At the same time, in Pakistan, faculty has not seen pay raises in the last five years. In fact, their benefits are being cut, more appointments are being made on contractual basis and promotion criteria are being tightened. A recent survey conducted concerning faculty at the National University for Sciences and Technology showed that almost all faculty members are unable to afford housing in the city and have to commute from afar. Misconceptions also abound. In the words of an administrator of one of our country’s most prestigious universities, “these faculty members are not interested in making money. They just want to be left alone to do their research and publish”.

Thus, current conditions in Pakistan and the GCC have set up the perfect push-pull dynamic: Pakistani faculty, trained at great expense on the Pakistan government’s dime, on completing their five-year commitment to work in Pakistan, are exiting in large numbers, and being absorbed by Saudi Arabia and other GCC countries. One particular department has hired so many faculty members from NUST that it is jokingly referred to as a sub-campus of the university.

This exodus from Pakistani universities is costing the government its large investment in university faculty since the inception of the HEC. Instead of competing for its experienced faculty and paying them their worth, many universities have elected one of two routes: 1) creating procedural hurdles for departing faculty, causing further aggrievement, or 2) replacing departing faculty with newly returning faculty at a cheaper rate.

Most of the newly returning PhDs available to universities for hire are from China and other countries that the HEC considers “cheaper” destinations and the difference between the outgoing and incoming crop of PhDs is so stark that officials at a leading university in hiring roles have expressed this frustration. There is a scramble to hire “US-UK PhDs” willing to work on barely livable wages, with no job security or retirement benefits. The fallout from the government keeping both its eyes firmly shut on this matter will be felt for years. More faculty is leaving every day, each setting back the progress our academic sector has made these last few years.

Near-ubiquitous global internet connectivity and cheaper air travel have enabled highly skilled workers to take advantage of opportunities around the globe without being too out of touch with families and friends back home. A Google search for ‘global talent war’ and ‘globally mobile highly skilled migrants’ yields thousands of articles and reports on this phenomenon. Countries are competing over wooing the best global talent, educated and trained at other countries’ taxpayer expenses. The Pakistani government is blind to this trend and, if the past is a prologue, will only wake up to it when it is too late.

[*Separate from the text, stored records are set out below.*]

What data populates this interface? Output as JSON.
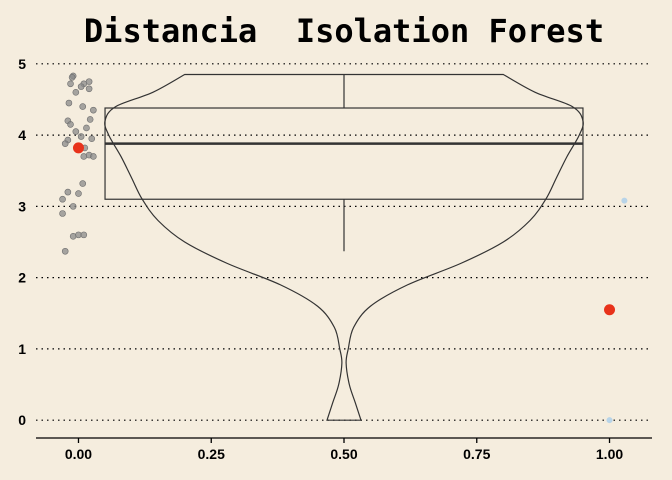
{
  "chart_data": {
    "type": "violin",
    "title": "Distancia  Isolation Forest",
    "xlabel": "",
    "ylabel": "",
    "xlim": [
      -0.08,
      1.08
    ],
    "ylim": [
      -0.25,
      5.25
    ],
    "x_ticks": [
      0.0,
      0.25,
      0.5,
      0.75,
      1.0
    ],
    "x_tick_labels": [
      "0.00",
      "0.25",
      "0.50",
      "0.75",
      "1.00"
    ],
    "y_ticks": [
      0,
      1,
      2,
      3,
      4,
      5
    ],
    "y_tick_labels": [
      "0",
      "1",
      "2",
      "3",
      "4",
      "5"
    ],
    "grid": "horizontal dotted",
    "violin": {
      "x": 0.5,
      "min": 0.0,
      "max": 4.85,
      "profile": [
        [
          0.0,
          0.032
        ],
        [
          0.25,
          0.021
        ],
        [
          0.5,
          0.01
        ],
        [
          0.8,
          0.004
        ],
        [
          1.0,
          0.008
        ],
        [
          1.3,
          0.018
        ],
        [
          1.6,
          0.05
        ],
        [
          1.9,
          0.12
        ],
        [
          2.2,
          0.22
        ],
        [
          2.5,
          0.3
        ],
        [
          2.8,
          0.35
        ],
        [
          3.1,
          0.38
        ],
        [
          3.4,
          0.4
        ],
        [
          3.7,
          0.42
        ],
        [
          4.0,
          0.443
        ],
        [
          4.2,
          0.45
        ],
        [
          4.4,
          0.43
        ],
        [
          4.6,
          0.36
        ],
        [
          4.85,
          0.3
        ]
      ]
    },
    "box": {
      "x_from": 0.05,
      "x_to": 0.95,
      "q1": 3.1,
      "median": 3.88,
      "q3": 4.38,
      "whisker_low": 2.37,
      "whisker_high": 4.85
    },
    "series": [
      {
        "role": "jittered observations near x=0",
        "color": "#8a8a8a",
        "points": [
          [
            -0.01,
            4.83
          ],
          [
            -0.012,
            4.81
          ],
          [
            0.02,
            4.75
          ],
          [
            0.01,
            4.72
          ],
          [
            0.005,
            4.68
          ],
          [
            0.02,
            4.65
          ],
          [
            -0.005,
            4.6
          ],
          [
            -0.015,
            4.72
          ],
          [
            -0.018,
            4.45
          ],
          [
            0.008,
            4.4
          ],
          [
            0.028,
            4.35
          ],
          [
            0.022,
            4.22
          ],
          [
            -0.02,
            4.2
          ],
          [
            -0.015,
            4.15
          ],
          [
            0.015,
            4.1
          ],
          [
            -0.005,
            4.05
          ],
          [
            0.005,
            3.98
          ],
          [
            0.025,
            3.95
          ],
          [
            -0.02,
            3.93
          ],
          [
            -0.025,
            3.88
          ],
          [
            0.012,
            3.82
          ],
          [
            0.02,
            3.72
          ],
          [
            0.028,
            3.7
          ],
          [
            0.01,
            3.7
          ],
          [
            0.008,
            3.32
          ],
          [
            -0.02,
            3.2
          ],
          [
            0.0,
            3.18
          ],
          [
            -0.03,
            3.1
          ],
          [
            -0.01,
            3.0
          ],
          [
            -0.03,
            2.9
          ],
          [
            -0.01,
            2.58
          ],
          [
            0.0,
            2.6
          ],
          [
            0.01,
            2.6
          ],
          [
            -0.025,
            2.37
          ]
        ]
      },
      {
        "role": "highlighted points",
        "color": "#E8321A",
        "points": [
          [
            0.0,
            3.82
          ],
          [
            1.0,
            1.55
          ]
        ]
      },
      {
        "role": "light blue points",
        "color": "#B8D4E8",
        "points": [
          [
            1.028,
            3.08
          ],
          [
            1.0,
            0.0
          ]
        ]
      }
    ]
  }
}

Over the last year, I had the opportunity to talk to several emigrated faculty members. Almost all of them held PhDs from the US or EU countries. Their motivations for leaving all boiled down to this: after paying house/ apartment rent, private school fees for one or two children, running expenses of a car and groceries, month after month there is nothing left. There are no retirement benefits, no subsidised housing societies, and in most cases no medical insurance to speak of. The prescription for stemming the poaching of our best talent is banal if it were not so obvious: pay workers a competitive wage, or risk a backslide and lose the investments we have made in universities and research that will enable human development for coming decades.

The writer is an independent education researcher and consultant.